There is also disagreement over the status of international trade in specific financial instruments like derivatives. If units can be considered a “derivative product,” then trading in them will constitute a “financial service” under the WTO’s Annex on Financial Services. “There are some minor variations between the definition of ‘financial services’ in the Annex and some free trade agreements,” Munro notes. “It seems reasonable to conclude that carbon units will also often be regulated by financial services–related obligations under free trade agreements.” Some argue carbon units are not derivatives because the latter are based on private law contracts rather than government‐​issued rights. But the World Bank reports that the lion’s share of carbon units trade occurs through derivatives. The Annex covers much of their trade.

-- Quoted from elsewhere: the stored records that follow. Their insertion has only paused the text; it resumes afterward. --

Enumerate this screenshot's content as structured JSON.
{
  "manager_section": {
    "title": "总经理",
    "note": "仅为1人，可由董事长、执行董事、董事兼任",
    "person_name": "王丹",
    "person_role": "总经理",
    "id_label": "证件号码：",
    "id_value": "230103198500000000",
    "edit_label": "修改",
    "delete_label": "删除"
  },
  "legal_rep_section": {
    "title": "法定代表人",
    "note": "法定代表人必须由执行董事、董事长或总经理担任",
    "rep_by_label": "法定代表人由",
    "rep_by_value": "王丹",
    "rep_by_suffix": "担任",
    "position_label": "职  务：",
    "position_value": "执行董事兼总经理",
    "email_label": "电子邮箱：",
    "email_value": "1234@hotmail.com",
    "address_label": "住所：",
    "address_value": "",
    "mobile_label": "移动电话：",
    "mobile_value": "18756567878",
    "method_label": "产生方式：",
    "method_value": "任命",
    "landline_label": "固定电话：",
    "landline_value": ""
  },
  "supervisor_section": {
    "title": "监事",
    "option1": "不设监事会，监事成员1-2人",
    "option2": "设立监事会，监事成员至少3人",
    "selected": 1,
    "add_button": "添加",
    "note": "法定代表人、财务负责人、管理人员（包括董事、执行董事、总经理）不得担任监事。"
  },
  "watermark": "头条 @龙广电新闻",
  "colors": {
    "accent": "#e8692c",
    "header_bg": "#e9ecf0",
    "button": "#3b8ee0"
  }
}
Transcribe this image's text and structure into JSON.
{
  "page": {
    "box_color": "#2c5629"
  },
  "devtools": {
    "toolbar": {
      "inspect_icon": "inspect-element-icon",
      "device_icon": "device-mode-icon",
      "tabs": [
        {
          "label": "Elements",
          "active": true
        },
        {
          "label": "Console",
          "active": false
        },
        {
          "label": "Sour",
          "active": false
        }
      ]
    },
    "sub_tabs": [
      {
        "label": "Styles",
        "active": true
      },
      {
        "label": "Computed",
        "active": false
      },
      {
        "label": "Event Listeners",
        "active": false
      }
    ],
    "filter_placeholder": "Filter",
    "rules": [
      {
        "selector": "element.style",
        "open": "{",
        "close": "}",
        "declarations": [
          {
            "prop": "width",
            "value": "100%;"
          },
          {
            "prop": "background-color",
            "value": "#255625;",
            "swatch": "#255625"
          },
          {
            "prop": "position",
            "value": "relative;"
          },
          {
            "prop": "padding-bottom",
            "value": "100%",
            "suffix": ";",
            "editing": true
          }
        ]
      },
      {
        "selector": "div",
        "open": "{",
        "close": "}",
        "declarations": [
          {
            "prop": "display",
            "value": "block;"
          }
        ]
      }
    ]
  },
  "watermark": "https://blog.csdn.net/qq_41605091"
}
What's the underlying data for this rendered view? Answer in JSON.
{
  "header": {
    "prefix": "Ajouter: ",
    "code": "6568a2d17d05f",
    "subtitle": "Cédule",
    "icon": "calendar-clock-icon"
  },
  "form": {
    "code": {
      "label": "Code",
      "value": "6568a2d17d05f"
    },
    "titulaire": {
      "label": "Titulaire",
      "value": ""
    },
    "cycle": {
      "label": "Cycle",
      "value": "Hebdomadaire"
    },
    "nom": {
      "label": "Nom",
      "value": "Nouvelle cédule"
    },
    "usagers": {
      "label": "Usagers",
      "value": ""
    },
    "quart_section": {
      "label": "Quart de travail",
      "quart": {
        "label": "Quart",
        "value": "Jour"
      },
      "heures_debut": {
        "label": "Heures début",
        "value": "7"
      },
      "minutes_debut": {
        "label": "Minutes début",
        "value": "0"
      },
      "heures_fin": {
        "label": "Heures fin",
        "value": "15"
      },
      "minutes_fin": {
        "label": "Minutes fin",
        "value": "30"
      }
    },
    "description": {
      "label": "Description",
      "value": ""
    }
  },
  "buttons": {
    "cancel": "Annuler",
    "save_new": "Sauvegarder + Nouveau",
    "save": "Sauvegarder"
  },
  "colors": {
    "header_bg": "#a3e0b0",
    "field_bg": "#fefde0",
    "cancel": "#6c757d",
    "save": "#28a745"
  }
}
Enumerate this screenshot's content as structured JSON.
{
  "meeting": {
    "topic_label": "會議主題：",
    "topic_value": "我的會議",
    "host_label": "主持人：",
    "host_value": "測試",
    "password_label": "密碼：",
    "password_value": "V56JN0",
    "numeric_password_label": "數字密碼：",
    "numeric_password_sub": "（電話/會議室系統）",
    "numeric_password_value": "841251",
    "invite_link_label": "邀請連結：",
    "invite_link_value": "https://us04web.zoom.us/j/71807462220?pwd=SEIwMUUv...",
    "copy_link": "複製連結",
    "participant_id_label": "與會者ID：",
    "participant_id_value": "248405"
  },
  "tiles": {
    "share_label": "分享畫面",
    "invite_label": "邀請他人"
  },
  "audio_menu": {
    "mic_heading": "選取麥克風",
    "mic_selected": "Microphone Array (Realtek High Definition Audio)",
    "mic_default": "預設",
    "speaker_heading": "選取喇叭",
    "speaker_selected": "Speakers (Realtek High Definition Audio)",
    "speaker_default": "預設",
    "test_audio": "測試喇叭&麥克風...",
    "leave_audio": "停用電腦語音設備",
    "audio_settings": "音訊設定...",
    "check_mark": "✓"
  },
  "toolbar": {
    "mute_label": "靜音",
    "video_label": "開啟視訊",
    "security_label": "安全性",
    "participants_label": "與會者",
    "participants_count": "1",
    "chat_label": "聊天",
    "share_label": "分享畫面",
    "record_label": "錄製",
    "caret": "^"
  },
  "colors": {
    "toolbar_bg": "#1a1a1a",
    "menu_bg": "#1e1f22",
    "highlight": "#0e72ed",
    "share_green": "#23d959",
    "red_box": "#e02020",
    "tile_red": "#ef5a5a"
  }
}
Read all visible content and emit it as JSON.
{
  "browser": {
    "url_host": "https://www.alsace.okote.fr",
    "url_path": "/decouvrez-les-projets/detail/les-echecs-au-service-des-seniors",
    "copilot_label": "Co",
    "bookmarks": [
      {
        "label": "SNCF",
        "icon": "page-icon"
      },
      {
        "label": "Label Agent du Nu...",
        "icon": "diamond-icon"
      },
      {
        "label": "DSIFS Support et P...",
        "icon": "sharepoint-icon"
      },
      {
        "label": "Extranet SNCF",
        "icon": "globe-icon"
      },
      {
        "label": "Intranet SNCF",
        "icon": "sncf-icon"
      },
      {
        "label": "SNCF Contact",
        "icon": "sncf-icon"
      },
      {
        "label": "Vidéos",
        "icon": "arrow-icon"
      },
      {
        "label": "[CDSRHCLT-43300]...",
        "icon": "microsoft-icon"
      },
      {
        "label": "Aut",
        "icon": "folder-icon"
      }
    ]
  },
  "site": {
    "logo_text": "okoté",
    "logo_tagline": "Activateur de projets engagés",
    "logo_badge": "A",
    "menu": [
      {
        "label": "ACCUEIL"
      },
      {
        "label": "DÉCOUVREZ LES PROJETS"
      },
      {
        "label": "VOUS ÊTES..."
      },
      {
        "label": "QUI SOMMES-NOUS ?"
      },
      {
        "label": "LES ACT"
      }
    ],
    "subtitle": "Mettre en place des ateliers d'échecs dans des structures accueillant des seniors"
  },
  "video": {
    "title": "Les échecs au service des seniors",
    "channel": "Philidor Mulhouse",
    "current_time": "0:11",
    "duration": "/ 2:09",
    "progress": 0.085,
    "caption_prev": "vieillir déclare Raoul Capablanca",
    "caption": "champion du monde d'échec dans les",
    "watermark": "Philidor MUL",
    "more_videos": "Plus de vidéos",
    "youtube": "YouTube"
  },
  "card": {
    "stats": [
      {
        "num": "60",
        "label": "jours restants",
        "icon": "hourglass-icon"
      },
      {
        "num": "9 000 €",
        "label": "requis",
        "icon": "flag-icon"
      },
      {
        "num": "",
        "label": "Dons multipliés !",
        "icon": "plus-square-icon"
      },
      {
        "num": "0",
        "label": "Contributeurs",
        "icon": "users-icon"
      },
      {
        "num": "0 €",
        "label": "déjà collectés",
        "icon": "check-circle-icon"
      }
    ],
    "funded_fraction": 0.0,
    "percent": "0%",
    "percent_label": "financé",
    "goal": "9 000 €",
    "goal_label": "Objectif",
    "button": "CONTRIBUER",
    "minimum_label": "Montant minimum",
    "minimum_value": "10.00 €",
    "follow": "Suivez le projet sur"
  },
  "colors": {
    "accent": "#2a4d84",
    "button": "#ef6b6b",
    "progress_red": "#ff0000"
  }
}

Different systems / Some governments, notably California, have refrained from conferring carbon units or similar instruments with proprietary status under municipal law. Economist John Dales, an early ETS proponent, wrote in a 1968 Canadian Journal of Economics article that “pollution rights are fully transferable property rights.” In the book’s third part, Munro notes the “differential treatment” accorded to types of carbon units depending on their jurisdiction of origin. He notes differences in ETS systems in the European Union, Switzerland, New Zealand, Norway, California, Quebec, Korea, and Australia. “Some but not all of the instances of differential treatment … give rise to prima facie violations of non‐​discrimination provisions,” he writes, referring to trade agreements. He singles out California and Australia as examples of ETS systems that appear to act as trade barriers. Munro notes “a deeper tension” between “certainty, predictability, and efficiency in the market” and government regulators that wish to act.

Carbon units exhibit all of the qualities of goods and products. In his conclusion, Munro notes “the volume and extent of prima facie inconsistencies” exhibited by ETS “with international economic law.” He cautions “governments and regulators” to “be alert to the prospect that aspects of their schemes violate international economic law.” Officials should take heed.